Hint: Consider the latency of data transfer and the ability to link physical presence to digital identity in real time.

View model answer

The architectural flaw is twofold. First, the reliance on batch processing via weekly CSV exports means the CRM is always at least seven days out of date. A shopper who visited five times this week will not appear in the segment until next week's export. Second, there is no identity resolution engine linking the HPE Aruba WiFi login to the CRM record - the two systems hold the same person under different identifiers with no automated matching. To resolve this, deploy a CDP to ingest real-time authentication data from the Guest WiFi via Purple and the HPE Aruba integration. The CDP uses the email address captured at the captive portal as the deterministic key to match the WiFi login with the CRM record. The identity resolution engine builds a unified profile that includes both physical visit history and online purchase history. The marketing team creates a segment for 'Frequent In-Store Visitors with Zero Online Purchases' and the CDP pushes this segment to the email platform instantly via the activation layer, without waiting for the weekly CSV cycle.

Q2. A hospital IT manager is deploying a CDP to manage patient and visitor communications. They plan to ingest data from the Guest WiFi, the appointment scheduling system, and the patient portal. What is the primary compliance risk, and how should the architecture be designed to mitigate it?

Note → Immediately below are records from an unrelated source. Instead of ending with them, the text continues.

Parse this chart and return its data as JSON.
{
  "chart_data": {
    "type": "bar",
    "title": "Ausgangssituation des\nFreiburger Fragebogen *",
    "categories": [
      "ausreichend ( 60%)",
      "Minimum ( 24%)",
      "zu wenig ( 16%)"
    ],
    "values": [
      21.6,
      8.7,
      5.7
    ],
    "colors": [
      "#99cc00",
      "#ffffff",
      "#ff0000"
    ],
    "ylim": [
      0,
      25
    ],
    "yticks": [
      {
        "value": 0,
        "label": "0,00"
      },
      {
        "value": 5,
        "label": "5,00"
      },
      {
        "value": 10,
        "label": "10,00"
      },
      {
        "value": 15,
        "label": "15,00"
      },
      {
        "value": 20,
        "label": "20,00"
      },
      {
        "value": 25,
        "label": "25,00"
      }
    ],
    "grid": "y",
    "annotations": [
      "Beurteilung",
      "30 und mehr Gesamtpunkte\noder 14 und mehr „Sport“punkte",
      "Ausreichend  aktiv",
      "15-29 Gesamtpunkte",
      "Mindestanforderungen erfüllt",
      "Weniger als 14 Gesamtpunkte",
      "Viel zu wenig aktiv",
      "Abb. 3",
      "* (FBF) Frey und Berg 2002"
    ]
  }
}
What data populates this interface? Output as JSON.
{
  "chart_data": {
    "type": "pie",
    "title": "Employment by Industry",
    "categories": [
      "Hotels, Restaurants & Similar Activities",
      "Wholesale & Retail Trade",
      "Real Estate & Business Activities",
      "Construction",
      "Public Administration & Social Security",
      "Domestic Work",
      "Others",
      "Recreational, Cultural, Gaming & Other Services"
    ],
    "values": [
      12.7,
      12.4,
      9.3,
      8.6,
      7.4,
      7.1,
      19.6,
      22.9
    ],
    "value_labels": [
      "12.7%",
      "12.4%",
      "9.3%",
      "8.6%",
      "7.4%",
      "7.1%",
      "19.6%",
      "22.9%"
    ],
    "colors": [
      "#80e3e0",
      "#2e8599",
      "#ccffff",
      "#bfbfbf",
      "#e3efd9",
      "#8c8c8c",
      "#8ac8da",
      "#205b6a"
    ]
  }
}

Hint: Think about consent granularity and the segregation of protected health information from standard marketing data.

View model answer

The primary risk is mixing protected health information (PHI) from the appointment scheduling system and patient portal with standard marketing data from the Guest WiFi, without explicit, granular consent for each use case. Under GDPR, consent for network access does not imply consent for marketing communications, and it certainly does not imply consent for processing health data. The architecture must enforce strict data segregation at the ingestion layer. The Guest WiFi captive portal must use separate, granular consent checkboxes - one for network access, one for marketing communications - and must never be pre-ticked. The CDP must maintain separate consent flags per data source and per use case. PHI from the scheduling system and patient portal must be processed in a separate, access-controlled data environment with role-based permissions that prevent marketing teams from accessing it. The activation layer must validate consent flags before triggering any communication. Use Purple's GDPR-certified consent capture as the foundation for the WiFi data stream.

Q3. You are evaluating two CDP vendors. Vendor A uses probabilistic matching based on third-party cookie data as its primary identity resolution method. Vendor B uses deterministic matching based on authenticated first-party identifiers as its primary method, with probabilistic matching as a secondary enrichment layer. Which vendor is the correct choice for a long-term enterprise strategy, and why?

Hint: Consider the current state of third-party cookie support across major browsers and the implications for identity resolution accuracy.

View model answer

Vendor B is the correct choice. Third-party cookies are deprecated across major browsers including Chrome, Safari, and Firefox. A CDP that relies on cookie-based probabilistic matching as its primary identity resolution method is building on an obsolete foundation. The match rates will degrade continuously as cookie support is removed, and the profiles generated will become increasingly inaccurate. Vendor B's architecture - deterministic matching as the primary method, probabilistic as enrichment - is aligned with the current reality of the data landscape. For physical venue operators, the Guest WiFi captive portal provides a reliable stream of authenticated, deterministic identifiers (verified email addresses and phone numbers) that feed directly into Vendor B's primary matching engine. This produces accurate, persistent profiles that do not degrade over time.